Solved – PCA finds a variable to be the most important twice

interpretationpca

Suppose that I have a data set of three variables, Calcium, Iron, and Uranium.

Suppose also that I run PCA and obtain the following principal components:

$$\begin{array}{cccc}&PC_1&PC_2&PC_3\\Calcium&0.6729&0.1021&-0.6771\\Iron&0.5331&0.2554&0.5402\\Uranium&0.1123&-0.8007&-0.0432\end{array}$$

The first PC shows Calcium as having the largest importance and Iron as being the second highest correlation. The second PC shows Uranium as having the largest correlation.
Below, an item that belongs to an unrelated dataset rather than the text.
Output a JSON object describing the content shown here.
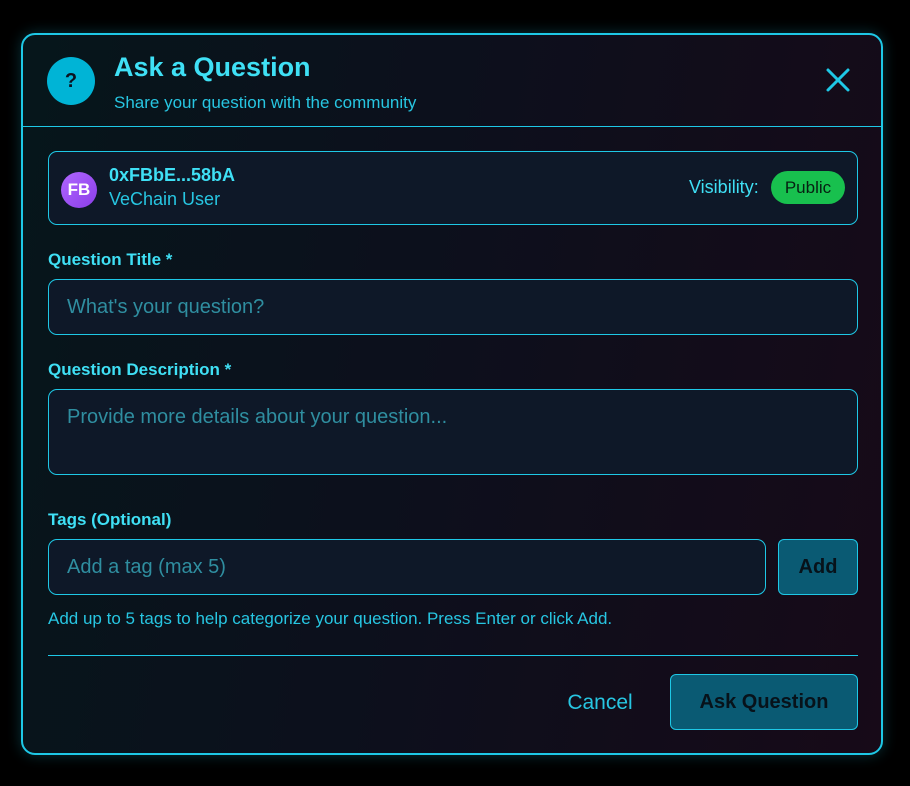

But, the third PC then again denotes Calcium as having the largest correlation with the response, then Iron second.

My main question is how such a PCA outcome can be interpreted. It makes no sense to say that Calcium is the most explanatory of the variance, as well as also being the third most explanatory variable for the variance.

Best Answer

Your interpretation of PCA components is not correct.

PCA does not tell you which variables account for the most variation in the data, so a statement like

Calcium is the most explanatory of the variance, as well as also being the third most explanatory variable for the variance.

cannot be drawn from a PC analysis.

What it does say is that the direction determined by the vector

$$\begin{array}{cccc}&PC_1\\Calcium&0.6729\\Iron&0.5331\\Uranium&0.1123\end{array}$$

accounts for the most variation in the data. This direction is a combination of the directions determined by the individual variables. This mixing of directions is fundamental to PCA, and it cannot be undone or ignored.

The further principal components are interpreted iteravely, they account for the most variation in the data in directions that are orthogonal to the previous PC directions.